Sous l’impulsion de SM le Roi, la coopération Sud-Sud est devenue un choix stratégique

Dpress
Sous l’impulsion de Sa Majesté le Roi Mohammed VI, la coopération Sud-Sud est devenue un choix stratégique, fondé sur la conviction que les réponses aux défis du continent africain doivent être pensées et mises en œuvre par les Africains eux-mêmes, a affirmé l’ambassadeur du Maroc à Luanda, Saadia Alaoui.

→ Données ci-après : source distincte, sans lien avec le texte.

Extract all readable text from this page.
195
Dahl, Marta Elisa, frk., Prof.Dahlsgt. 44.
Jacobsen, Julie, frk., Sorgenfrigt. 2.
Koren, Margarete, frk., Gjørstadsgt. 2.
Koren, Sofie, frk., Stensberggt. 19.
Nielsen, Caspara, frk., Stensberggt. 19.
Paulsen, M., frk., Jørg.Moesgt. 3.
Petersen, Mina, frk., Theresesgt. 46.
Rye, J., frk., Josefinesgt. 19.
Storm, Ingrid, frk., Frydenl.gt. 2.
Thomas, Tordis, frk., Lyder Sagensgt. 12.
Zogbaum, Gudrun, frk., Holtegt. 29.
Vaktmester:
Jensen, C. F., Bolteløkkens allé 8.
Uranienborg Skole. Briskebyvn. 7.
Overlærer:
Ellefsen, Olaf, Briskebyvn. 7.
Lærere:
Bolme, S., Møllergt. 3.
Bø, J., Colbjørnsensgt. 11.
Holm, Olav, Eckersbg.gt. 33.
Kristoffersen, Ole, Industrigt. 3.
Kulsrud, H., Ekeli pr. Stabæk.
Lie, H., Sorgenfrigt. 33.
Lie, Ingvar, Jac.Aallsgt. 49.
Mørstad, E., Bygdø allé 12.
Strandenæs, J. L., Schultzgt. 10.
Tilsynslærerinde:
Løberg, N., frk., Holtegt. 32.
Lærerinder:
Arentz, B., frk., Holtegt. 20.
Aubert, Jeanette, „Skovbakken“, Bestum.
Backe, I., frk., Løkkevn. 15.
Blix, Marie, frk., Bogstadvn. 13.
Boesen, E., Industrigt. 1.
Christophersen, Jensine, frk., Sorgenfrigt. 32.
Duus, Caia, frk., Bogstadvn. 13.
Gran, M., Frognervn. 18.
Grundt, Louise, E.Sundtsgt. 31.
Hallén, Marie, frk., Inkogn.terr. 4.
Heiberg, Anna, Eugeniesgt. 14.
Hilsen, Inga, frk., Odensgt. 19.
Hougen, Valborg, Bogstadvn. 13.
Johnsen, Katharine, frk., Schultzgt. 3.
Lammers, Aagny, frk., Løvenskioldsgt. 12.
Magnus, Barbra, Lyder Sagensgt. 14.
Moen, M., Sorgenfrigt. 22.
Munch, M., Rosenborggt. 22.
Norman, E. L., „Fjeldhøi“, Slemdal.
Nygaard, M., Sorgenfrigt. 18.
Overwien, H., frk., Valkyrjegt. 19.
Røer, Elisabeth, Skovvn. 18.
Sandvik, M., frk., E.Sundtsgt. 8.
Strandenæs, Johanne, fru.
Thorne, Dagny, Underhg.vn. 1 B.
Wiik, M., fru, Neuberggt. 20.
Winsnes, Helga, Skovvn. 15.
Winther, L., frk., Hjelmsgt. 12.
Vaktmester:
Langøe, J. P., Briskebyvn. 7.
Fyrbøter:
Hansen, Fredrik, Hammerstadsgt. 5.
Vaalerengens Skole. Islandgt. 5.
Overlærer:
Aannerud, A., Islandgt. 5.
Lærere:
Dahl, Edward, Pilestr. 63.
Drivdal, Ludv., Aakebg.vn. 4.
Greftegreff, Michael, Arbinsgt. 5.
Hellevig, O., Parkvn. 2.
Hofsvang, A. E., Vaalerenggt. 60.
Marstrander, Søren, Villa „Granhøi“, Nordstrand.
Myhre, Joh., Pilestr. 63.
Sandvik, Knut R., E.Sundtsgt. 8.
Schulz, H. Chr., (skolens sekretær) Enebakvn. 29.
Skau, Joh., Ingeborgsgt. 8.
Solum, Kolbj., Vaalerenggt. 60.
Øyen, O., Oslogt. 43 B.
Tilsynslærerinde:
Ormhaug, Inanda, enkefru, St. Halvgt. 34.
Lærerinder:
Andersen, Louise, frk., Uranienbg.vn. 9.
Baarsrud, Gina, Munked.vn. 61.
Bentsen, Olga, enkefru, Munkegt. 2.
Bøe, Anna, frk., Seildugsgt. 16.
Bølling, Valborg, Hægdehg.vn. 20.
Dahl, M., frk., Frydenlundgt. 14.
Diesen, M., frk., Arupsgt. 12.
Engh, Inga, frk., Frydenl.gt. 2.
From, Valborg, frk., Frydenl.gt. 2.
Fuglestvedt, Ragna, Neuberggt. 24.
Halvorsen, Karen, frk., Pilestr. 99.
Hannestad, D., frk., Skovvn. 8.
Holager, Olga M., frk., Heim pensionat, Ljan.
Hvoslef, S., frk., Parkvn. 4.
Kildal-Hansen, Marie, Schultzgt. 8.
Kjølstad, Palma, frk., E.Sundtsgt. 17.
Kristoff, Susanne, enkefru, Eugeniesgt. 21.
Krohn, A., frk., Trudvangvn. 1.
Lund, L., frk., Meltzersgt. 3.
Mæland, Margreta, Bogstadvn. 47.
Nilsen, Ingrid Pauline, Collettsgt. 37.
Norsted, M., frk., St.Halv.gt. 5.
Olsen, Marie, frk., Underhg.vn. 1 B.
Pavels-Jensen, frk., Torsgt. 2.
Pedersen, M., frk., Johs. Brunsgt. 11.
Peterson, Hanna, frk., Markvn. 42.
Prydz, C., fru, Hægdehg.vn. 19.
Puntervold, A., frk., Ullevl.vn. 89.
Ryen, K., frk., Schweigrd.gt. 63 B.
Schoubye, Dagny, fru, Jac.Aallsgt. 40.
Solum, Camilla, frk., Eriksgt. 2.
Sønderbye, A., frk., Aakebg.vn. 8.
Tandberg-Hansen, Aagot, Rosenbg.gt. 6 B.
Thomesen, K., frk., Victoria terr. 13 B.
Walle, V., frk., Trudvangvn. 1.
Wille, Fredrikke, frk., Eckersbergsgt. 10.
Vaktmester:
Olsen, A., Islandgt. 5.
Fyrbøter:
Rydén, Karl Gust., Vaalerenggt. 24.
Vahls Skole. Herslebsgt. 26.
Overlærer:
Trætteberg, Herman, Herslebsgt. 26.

« Cette vision se concrétise aujourd’hui à travers des projets structurants qui rapprochent les peuples, créent des opportunités et renforcent l’intégration régionale », a souligné Mme Alaoui, lors d’une réception offerte jeudi soir à Luanda, à l’occasion du 27ème anniversaire de la Fête du Trône.
Rappelant que le projet de gazoduc Maroc-Nigeria, annoncé en 2016 par Sa Majesté le Roi Mohammed VI, traversera treize pays africains riverains de l’Atlantique et acheminera le gaz jusqu’en Europe, elle a souligné qu’une étape décisive a récemment été franchie avec la signature, par les chefs d’État de la CEDEAO, de l’accord intergouvernemental approuvant la construction de ce gazoduc, dont la longueur prévue est de 6.800 kilomètres.
Dans le même esprit, a-t-elle ajouté, le Maroc a lancé le Processus des États africains atlantiques, destiné à faire de la façade atlantique un espace de coopération, de stabilité et de codéveloppement, ouvrant ainsi de nouvelles perspectives dans les domaines du commerce, de la connectivité et de l’intégration économique.
Sur le plan bilatéral, elle a indiqué que l’histoire des relations entre les deux pays s’est forgée durant les années de lutte pour l’indépendance de l’Angola, lorsque le Maroc avait apporté un soutien indéfectible au mouvement de libération.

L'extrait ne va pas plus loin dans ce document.